Qu’est-ce que le swatting ?
Le terme swatting désigne un appel téléphonique effectué dans le but de piéger des services de police, tout en restant anonyme, en leur faisant croire à la nécessité d’une intervention d’urgence, chez un particulier, pour lui nuire.
Originaire des États Unis, basé sur le nom de l’unité d’intervention SWAT, ce phénomène est apparu dans des communautés de joueurs en ligne dans les années 2000. Il a été utilisé assez souvent comme moyen de vengeance. Le terme « swatting », lui, est apparu en 2008, utilisé par le FBI pour décrire mettre un terme sur cet acte. Il est parfois remplacé par l’expression « Hoax Call ». Aux États Unis le swatting a ensuite eu un pic, notamment dans les années 2010, ou cet acte a touché non plus seulement les joueurs en ligne, mais tout un panel de personnes public de Miley Cyrus à Clint Eastwood.
Le swatting en France
La première victime de swatting en France a eu lieu en aout 2014. Elle ne fut pas du secteur du jeu vidéo.
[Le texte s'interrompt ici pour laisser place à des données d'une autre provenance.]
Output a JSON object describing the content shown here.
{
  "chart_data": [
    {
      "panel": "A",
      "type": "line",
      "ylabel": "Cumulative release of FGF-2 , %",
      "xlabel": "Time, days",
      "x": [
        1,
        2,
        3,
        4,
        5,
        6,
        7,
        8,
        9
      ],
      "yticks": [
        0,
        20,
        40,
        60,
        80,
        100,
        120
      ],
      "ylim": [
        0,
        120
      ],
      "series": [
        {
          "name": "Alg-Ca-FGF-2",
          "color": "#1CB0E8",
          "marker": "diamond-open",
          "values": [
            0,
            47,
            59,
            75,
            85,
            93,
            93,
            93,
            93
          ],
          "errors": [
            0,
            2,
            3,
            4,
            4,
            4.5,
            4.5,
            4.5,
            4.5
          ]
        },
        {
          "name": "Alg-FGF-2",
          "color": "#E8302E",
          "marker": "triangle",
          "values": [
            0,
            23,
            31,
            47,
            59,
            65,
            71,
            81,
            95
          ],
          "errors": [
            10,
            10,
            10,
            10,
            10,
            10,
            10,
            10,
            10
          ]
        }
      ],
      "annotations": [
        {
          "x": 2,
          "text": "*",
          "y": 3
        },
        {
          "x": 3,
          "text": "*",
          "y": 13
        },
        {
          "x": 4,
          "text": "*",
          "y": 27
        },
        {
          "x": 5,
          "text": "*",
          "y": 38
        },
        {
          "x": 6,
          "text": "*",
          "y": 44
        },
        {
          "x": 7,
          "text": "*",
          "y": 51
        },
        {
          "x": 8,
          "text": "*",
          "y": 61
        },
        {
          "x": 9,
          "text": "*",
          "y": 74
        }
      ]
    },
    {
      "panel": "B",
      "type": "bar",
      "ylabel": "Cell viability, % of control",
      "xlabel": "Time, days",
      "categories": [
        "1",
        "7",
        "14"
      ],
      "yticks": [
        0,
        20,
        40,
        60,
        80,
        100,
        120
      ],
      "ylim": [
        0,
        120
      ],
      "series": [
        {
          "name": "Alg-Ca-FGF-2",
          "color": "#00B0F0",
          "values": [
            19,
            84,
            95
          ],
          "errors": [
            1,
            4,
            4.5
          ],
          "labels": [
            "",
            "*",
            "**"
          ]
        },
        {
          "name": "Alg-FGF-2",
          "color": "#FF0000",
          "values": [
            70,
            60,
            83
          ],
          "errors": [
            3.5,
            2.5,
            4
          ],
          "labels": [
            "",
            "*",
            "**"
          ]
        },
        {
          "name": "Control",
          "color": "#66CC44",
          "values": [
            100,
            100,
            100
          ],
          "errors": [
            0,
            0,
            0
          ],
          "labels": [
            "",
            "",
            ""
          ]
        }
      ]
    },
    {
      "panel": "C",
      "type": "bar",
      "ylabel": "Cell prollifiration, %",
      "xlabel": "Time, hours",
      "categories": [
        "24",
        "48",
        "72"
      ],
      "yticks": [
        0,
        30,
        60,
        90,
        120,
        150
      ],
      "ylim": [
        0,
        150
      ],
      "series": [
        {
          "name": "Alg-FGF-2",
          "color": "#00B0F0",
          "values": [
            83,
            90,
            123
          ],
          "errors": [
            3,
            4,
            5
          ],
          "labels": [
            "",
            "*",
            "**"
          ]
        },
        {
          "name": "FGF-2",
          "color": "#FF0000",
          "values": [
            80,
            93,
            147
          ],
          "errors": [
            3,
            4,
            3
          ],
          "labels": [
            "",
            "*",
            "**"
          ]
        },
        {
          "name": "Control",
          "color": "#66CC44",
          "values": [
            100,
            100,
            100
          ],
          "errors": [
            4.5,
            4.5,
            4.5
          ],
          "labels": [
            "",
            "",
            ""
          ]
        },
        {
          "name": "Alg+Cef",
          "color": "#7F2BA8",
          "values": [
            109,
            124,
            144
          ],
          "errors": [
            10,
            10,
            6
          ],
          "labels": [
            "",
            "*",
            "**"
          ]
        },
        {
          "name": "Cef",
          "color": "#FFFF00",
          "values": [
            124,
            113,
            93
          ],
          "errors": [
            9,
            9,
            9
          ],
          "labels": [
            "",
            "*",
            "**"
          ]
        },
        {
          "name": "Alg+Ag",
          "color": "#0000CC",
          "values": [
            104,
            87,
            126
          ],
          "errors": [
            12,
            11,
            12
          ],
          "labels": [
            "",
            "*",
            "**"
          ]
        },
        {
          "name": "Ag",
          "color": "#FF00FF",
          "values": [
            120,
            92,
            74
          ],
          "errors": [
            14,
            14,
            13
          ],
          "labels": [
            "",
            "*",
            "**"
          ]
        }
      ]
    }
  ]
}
C’est le milieu de la presse qui fut touché. Un journaliste chez Rue89 a fait l’objet d’un swatting par un hackeur dénommé Ulcan. Ce premier swatting est d’autant plus tragique, que l’affaire n’est toujours pas clause. Cet hackeur est accusé d’avoir, à travers ce swatting, provoqué la crise cardiaque qui a conduit à la mort du père de ce journaliste. En 2019 cette affaire est renvoyée devant la cour d’assises.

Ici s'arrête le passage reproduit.